Danish researchers have found that fluoroethyl-tyrosine (FET)-PET can help confirm the success of surgical procedures performed on children with brain and spinal cord tumors to ensure that no residual tumor is left behind. Their study was published online on 25 January in the Journal of Nuclear Medicine.
Danish researchers found that FET-PET scans added "relevant clinical information" in 41% of cases by eliminating the need for immediate follow-up resection. In one case, it identified an additional tumor that MRI missed.
The information provided by FET-PET could, therefore, enable clinicians to follow patients more conservatively, rather than subjecting them to another surgery.
"If reoperation is considered based on an early postoperative MRI, our results support that additional F-18 FET-PET could help discriminating treatment effects from true residual tumor, allowing for a conservative approach instead of immediate reoperation for a number of children where F-18 FET-PET does not suggest residual tumor," wrote the researchers led by Dr. Lisbeth Marner from Copenhagen University Hospital Rigshospitalet.
When clinicians find pediatric brain tumors, complete resection is the most common course of action. While an early postoperative MRI scan can help determine the success of the surgical procedure, the results may be "misleading due to MRI signal changes caused by the operation," the researchers noted.
On the other hand, FET-PET has shown it can provide excellent accuracy for residual tumor detection, compared with MRI, among adults after surgery for glioblastoma. The key is the tracer's ability to differentiate between tumor and normal brain tissue.
There is limited information, however, on the use of FET-PET in pediatric patients for neuro-oncology cases. Thus, Marner and colleagues investigated the efficacy of postoperative FET-PET in children and adolescents after surgery for a brain or spinal cord tumor using simultaneous PET/MRI. They compared FET-PET's sensitivity, specificity, and accuracy for detecting residual tumors with the results of MRI alone.
For this prospective study, the researchers consecutively enrolled 22 patients with a mean age of 9.5 years (range, 0-19 years) between March 2015 and October 2017. During that time, a total of 27 early postoperative FET-PET scans were performed on a PET/MRI (Biograph mMR, Siemens Healthineers) or PET/CT system (Biograph TruePoint, Siemens). The researchers then used follow-up (93%) or reoperation (7%) as their reference standard.

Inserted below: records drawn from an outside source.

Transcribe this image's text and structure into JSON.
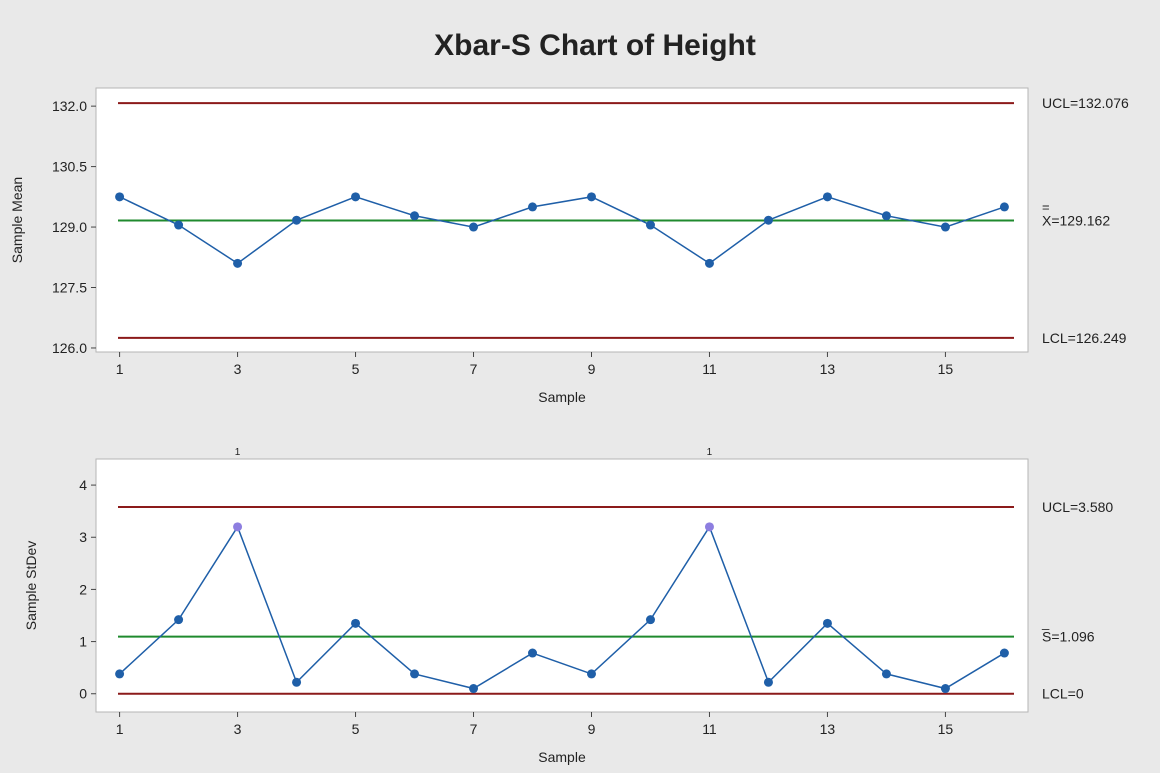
{
  "title": "Xbar-S Chart of Height",
  "colors": {
    "background": "#e9e9e9",
    "plot_bg": "#ffffff",
    "limit_line": "#8b1a1a",
    "center_line": "#1f8a2e",
    "series": "#1f5fa8",
    "highlight": "#8d7ee0"
  },
  "chart_data": [
    {
      "type": "line",
      "name": "xbar",
      "xlabel": "Sample",
      "ylabel": "Sample Mean",
      "x": [
        1,
        2,
        3,
        4,
        5,
        6,
        7,
        8,
        9,
        10,
        11,
        12,
        13,
        14,
        15,
        16
      ],
      "values": [
        129.75,
        129.05,
        128.1,
        129.17,
        129.75,
        129.28,
        129.0,
        129.5,
        129.75,
        129.05,
        128.1,
        129.17,
        129.75,
        129.28,
        129.0,
        129.5
      ],
      "xlim": [
        0.6,
        16.4
      ],
      "ylim": [
        125.9,
        132.45
      ],
      "xticks": [
        "1",
        "3",
        "5",
        "7",
        "9",
        "11",
        "13",
        "15"
      ],
      "xtick_values": [
        1,
        3,
        5,
        7,
        9,
        11,
        13,
        15
      ],
      "yticks": [
        "126.0",
        "127.5",
        "129.0",
        "130.5",
        "132.0"
      ],
      "ytick_values": [
        126.0,
        127.5,
        129.0,
        130.5,
        132.0
      ],
      "ucl": 132.076,
      "center": 129.162,
      "lcl": 126.249,
      "ucl_label": "UCL=132.076",
      "center_bar": "=",
      "center_label": "X=129.162",
      "lcl_label": "LCL=126.249"
    },
    {
      "type": "line",
      "name": "s",
      "xlabel": "Sample",
      "ylabel": "Sample StDev",
      "x": [
        1,
        2,
        3,
        4,
        5,
        6,
        7,
        8,
        9,
        10,
        11,
        12,
        13,
        14,
        15,
        16
      ],
      "values": [
        0.38,
        1.42,
        3.2,
        0.22,
        1.35,
        0.38,
        0.1,
        0.78,
        0.38,
        1.42,
        3.2,
        0.22,
        1.35,
        0.38,
        0.1,
        0.78
      ],
      "xlim": [
        0.6,
        16.4
      ],
      "ylim": [
        -0.35,
        4.5
      ],
      "xticks": [
        "1",
        "3",
        "5",
        "7",
        "9",
        "11",
        "13",
        "15"
      ],
      "xtick_values": [
        1,
        3,
        5,
        7,
        9,
        11,
        13,
        15
      ],
      "yticks": [
        "0",
        "1",
        "2",
        "3",
        "4"
      ],
      "ytick_values": [
        0,
        1,
        2,
        3,
        4
      ],
      "ucl": 3.58,
      "center": 1.096,
      "lcl": 0,
      "ucl_label": "UCL=3.580",
      "center_bar": "_",
      "center_label": "S=1.096",
      "lcl_label": "LCL=0",
      "flag_label": "1",
      "flagged_samples": [
        3,
        11
      ]
    }
  ]
}
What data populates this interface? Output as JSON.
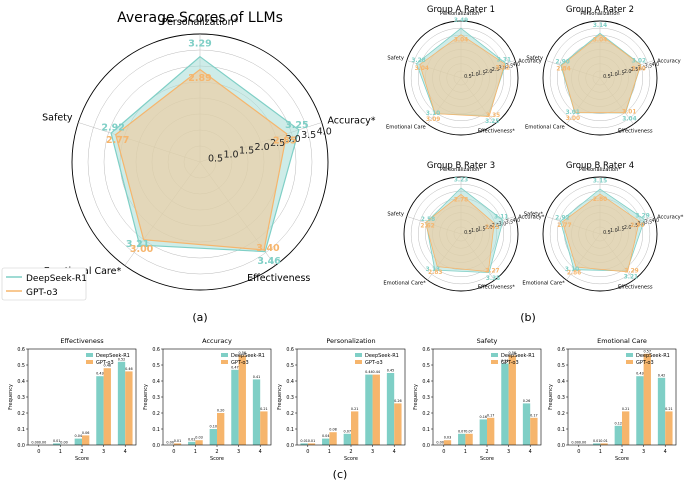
{
  "colors": {
    "series1": "#7fcfc6",
    "series2": "#f6b56c",
    "series1_fill": "#a6dcd6",
    "series2_fill": "#f2c99a",
    "overlap": "#d7c7a7",
    "grid": "#bbbbbb",
    "axis": "#000000"
  },
  "panel_labels": {
    "a": "(a)",
    "b": "(b)",
    "c": "(c)"
  },
  "chart_data": [
    {
      "type": "radar",
      "panel": "a",
      "title": "Average Scores of LLMs",
      "axes": [
        "Personalization*",
        "Accuracy*",
        "Effectiveness",
        "Emotional Care*",
        "Safety"
      ],
      "r_ticks": [
        0.5,
        1.0,
        1.5,
        2.0,
        2.5,
        3.0,
        3.5,
        4.0
      ],
      "r_tick_labels": [
        "0.5",
        "1.0",
        "1.5",
        "2.0",
        "2.5",
        "3.0",
        "3.5",
        "4.0"
      ],
      "rlim": [
        0,
        4.0
      ],
      "legend": [
        "DeepSeek-R1",
        "GPT-o3"
      ],
      "series": [
        {
          "name": "DeepSeek-R1",
          "values": [
            3.29,
            3.25,
            3.46,
            3.21,
            2.92
          ],
          "labels": [
            "3.29",
            "3.25",
            "3.46",
            "3.21",
            "2.92"
          ]
        },
        {
          "name": "GPT-o3",
          "values": [
            2.89,
            2.85,
            3.4,
            3.0,
            2.77
          ],
          "labels": [
            "2.89",
            "2.85",
            "3.40",
            "3.00",
            "2.77"
          ]
        }
      ]
    },
    {
      "type": "radar",
      "panel": "b",
      "title": "Group A Rater 1",
      "axes": [
        "Personalization*",
        "Accuracy",
        "Effectiveness*",
        "Emotional Care",
        "Safety"
      ],
      "r_tick_labels": [
        "0.5",
        "1.0",
        "1.5",
        "2.0",
        "2.5",
        "3.0",
        "3.5",
        "4.0"
      ],
      "rlim": [
        0,
        4.0
      ],
      "series": [
        {
          "name": "DeepSeek-R1",
          "values": [
            3.49,
            3.31,
            3.25,
            3.1,
            3.28
          ],
          "labels": [
            "3.49",
            "3.31",
            "3.25",
            "3.10",
            "3.28"
          ]
        },
        {
          "name": "GPT-o3",
          "values": [
            3.04,
            3.22,
            3.35,
            3.09,
            3.04
          ],
          "labels": [
            "3.04",
            "3.22",
            "3.35",
            "3.09",
            "3.04"
          ]
        }
      ]
    },
    {
      "type": "radar",
      "panel": "b",
      "title": "Group A Rater 2",
      "axes": [
        "Personalization",
        "Accuracy",
        "Effectiveness",
        "Emotional Care",
        "Safety"
      ],
      "r_tick_labels": [
        "0.5",
        "1.0",
        "1.5",
        "2.0",
        "2.5",
        "3.0",
        "3.5",
        "4.0"
      ],
      "rlim": [
        0,
        4.0
      ],
      "series": [
        {
          "name": "DeepSeek-R1",
          "values": [
            3.14,
            3.02,
            3.04,
            3.01,
            2.9
          ],
          "labels": [
            "3.14",
            "3.02",
            "3.04",
            "3.01",
            "2.90"
          ]
        },
        {
          "name": "GPT-o3",
          "values": [
            3.04,
            3.0,
            3.01,
            3.0,
            2.84
          ],
          "labels": [
            "3.04",
            "3.00",
            "3.01",
            "3.00",
            "2.84"
          ]
        }
      ]
    },
    {
      "type": "radar",
      "panel": "b",
      "title": "Group B Rater 3",
      "axes": [
        "Personalization*",
        "Accuracy*",
        "Effectiveness*",
        "Emotional Care*",
        "Safety"
      ],
      "r_tick_labels": [
        "0.5",
        "1.0",
        "1.5",
        "2.0",
        "2.5",
        "3.0",
        "3.5",
        "4.0"
      ],
      "rlim": [
        0,
        4.0
      ],
      "series": [
        {
          "name": "DeepSeek-R1",
          "values": [
            3.23,
            3.11,
            3.35,
            3.13,
            2.58
          ],
          "labels": [
            "3.23",
            "3.11",
            "3.35",
            "3.13",
            "2.58"
          ]
        },
        {
          "name": "GPT-o3",
          "values": [
            2.78,
            2.45,
            3.27,
            2.83,
            2.62
          ],
          "labels": [
            "2.78",
            "2.45",
            "3.27",
            "2.83",
            "2.62"
          ]
        }
      ]
    },
    {
      "type": "radar",
      "panel": "b",
      "title": "Group B Rater 4",
      "axes": [
        "Personalization*",
        "Accuracy*",
        "Effectiveness",
        "Emotional Care*",
        "Safety*"
      ],
      "r_tick_labels": [
        "0.5",
        "1.0",
        "1.5",
        "2.0",
        "2.5",
        "3.0",
        "3.5",
        "4.0"
      ],
      "rlim": [
        0,
        4.0
      ],
      "series": [
        {
          "name": "DeepSeek-R1",
          "values": [
            3.15,
            3.29,
            3.21,
            3.1,
            2.92
          ],
          "labels": [
            "3.15",
            "3.29",
            "3.21",
            "3.10",
            "2.92"
          ]
        },
        {
          "name": "GPT-o3",
          "values": [
            2.8,
            2.9,
            3.29,
            2.86,
            2.77
          ],
          "labels": [
            "2.80",
            "2.90",
            "3.29",
            "2.86",
            "2.77"
          ]
        }
      ]
    },
    {
      "type": "bar",
      "panel": "c",
      "title": "Effectiveness",
      "categories": [
        "0",
        "1",
        "2",
        "3",
        "4"
      ],
      "xlabel": "Score",
      "ylabel": "Frequency",
      "ylim": [
        0,
        0.6
      ],
      "yticks": [
        "0.0",
        "0.1",
        "0.2",
        "0.3",
        "0.4",
        "0.5",
        "0.6"
      ],
      "legend": [
        "DeepSeek-R1",
        "GPT-o3"
      ],
      "series": [
        {
          "name": "DeepSeek-R1",
          "values": [
            0.0,
            0.01,
            0.04,
            0.43,
            0.52
          ],
          "labels": [
            "0.00",
            "0.01",
            "0.04",
            "0.43",
            "0.52"
          ]
        },
        {
          "name": "GPT-o3",
          "values": [
            0.0,
            0.0,
            0.06,
            0.48,
            0.46
          ],
          "labels": [
            "0.00",
            "0.00",
            "0.06",
            "0.48",
            "0.46"
          ]
        }
      ]
    },
    {
      "type": "bar",
      "panel": "c",
      "title": "Accuracy",
      "categories": [
        "0",
        "1",
        "2",
        "3",
        "4"
      ],
      "xlabel": "Score",
      "ylabel": "Frequency",
      "ylim": [
        0,
        0.6
      ],
      "yticks": [
        "0.0",
        "0.1",
        "0.2",
        "0.3",
        "0.4",
        "0.5",
        "0.6"
      ],
      "legend": [
        "DeepSeek-R1",
        "GPT-o3"
      ],
      "series": [
        {
          "name": "DeepSeek-R1",
          "values": [
            0.0,
            0.02,
            0.1,
            0.47,
            0.41
          ],
          "labels": [
            "0.00",
            "0.02",
            "0.10",
            "0.47",
            "0.41"
          ]
        },
        {
          "name": "GPT-o3",
          "values": [
            0.01,
            0.03,
            0.2,
            0.56,
            0.21
          ],
          "labels": [
            "0.01",
            "0.03",
            "0.20",
            "0.56",
            "0.21"
          ]
        }
      ]
    },
    {
      "type": "bar",
      "panel": "c",
      "title": "Personalization",
      "categories": [
        "0",
        "1",
        "2",
        "3",
        "4"
      ],
      "xlabel": "Score",
      "ylabel": "Frequency",
      "ylim": [
        0,
        0.6
      ],
      "yticks": [
        "0.0",
        "0.1",
        "0.2",
        "0.3",
        "0.4",
        "0.5",
        "0.6"
      ],
      "legend": [
        "DeepSeek-R1",
        "GPT-o3"
      ],
      "series": [
        {
          "name": "DeepSeek-R1",
          "values": [
            0.01,
            0.04,
            0.07,
            0.44,
            0.45
          ],
          "labels": [
            "0.01",
            "0.04",
            "0.07",
            "0.44",
            "0.45"
          ]
        },
        {
          "name": "GPT-o3",
          "values": [
            0.01,
            0.08,
            0.21,
            0.44,
            0.26
          ],
          "labels": [
            "0.01",
            "0.08",
            "0.21",
            "0.44",
            "0.26"
          ]
        }
      ]
    },
    {
      "type": "bar",
      "panel": "c",
      "title": "Safety",
      "categories": [
        "0",
        "1",
        "2",
        "3",
        "4"
      ],
      "xlabel": "Score",
      "ylabel": "Frequency",
      "ylim": [
        0,
        0.6
      ],
      "yticks": [
        "0.0",
        "0.1",
        "0.2",
        "0.3",
        "0.4",
        "0.5",
        "0.6"
      ],
      "legend": [
        "DeepSeek-R1",
        "GPT-o3"
      ],
      "series": [
        {
          "name": "DeepSeek-R1",
          "values": [
            0.0,
            0.07,
            0.16,
            0.51,
            0.26
          ],
          "labels": [
            "0.00",
            "0.07",
            "0.16",
            "0.51",
            "0.26"
          ]
        },
        {
          "name": "GPT-o3",
          "values": [
            0.03,
            0.07,
            0.17,
            0.56,
            0.17
          ],
          "labels": [
            "0.03",
            "0.07",
            "0.17",
            "0.56",
            "0.17"
          ]
        }
      ]
    },
    {
      "type": "bar",
      "panel": "c",
      "title": "Emotional Care",
      "categories": [
        "0",
        "1",
        "2",
        "3",
        "4"
      ],
      "xlabel": "Score",
      "ylabel": "Frequency",
      "ylim": [
        0,
        0.6
      ],
      "yticks": [
        "0.0",
        "0.1",
        "0.2",
        "0.3",
        "0.4",
        "0.5",
        "0.6"
      ],
      "legend": [
        "DeepSeek-R1",
        "GPT-o3"
      ],
      "series": [
        {
          "name": "DeepSeek-R1",
          "values": [
            0.0,
            0.01,
            0.12,
            0.43,
            0.42
          ],
          "labels": [
            "0.00",
            "0.01",
            "0.12",
            "0.43",
            "0.42"
          ]
        },
        {
          "name": "GPT-o3",
          "values": [
            0.0,
            0.01,
            0.21,
            0.57,
            0.21
          ],
          "labels": [
            "0.00",
            "0.01",
            "0.21",
            "0.57",
            "0.21"
          ]
        }
      ]
    }
  ]
}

Marner and colleagues found that FET-PET added relevant clinical information in 11 of the 27 cases (41%); this included confirmation of a successful procedure and no need for immediate additional surgery. In one case, FET-PET detected an additional small lesion that was not seen on MRI. The discovery prompted a follow-up resection.
Early postoperative FET-PET/MRI achieved lesion specificity of 100%, compared with 75% for MRI alone. FET-PET/MRI also had better accuracy (87%) than MRI alone (77%). Regarding sensitivity, MRI alone (80%) was superior to FET-PET/MRI (73%).
The results indicate that FET-PET/MRI can be a "powerful research tool that may help advance pediatric neuro-oncology in the future," Marner and colleagues concluded.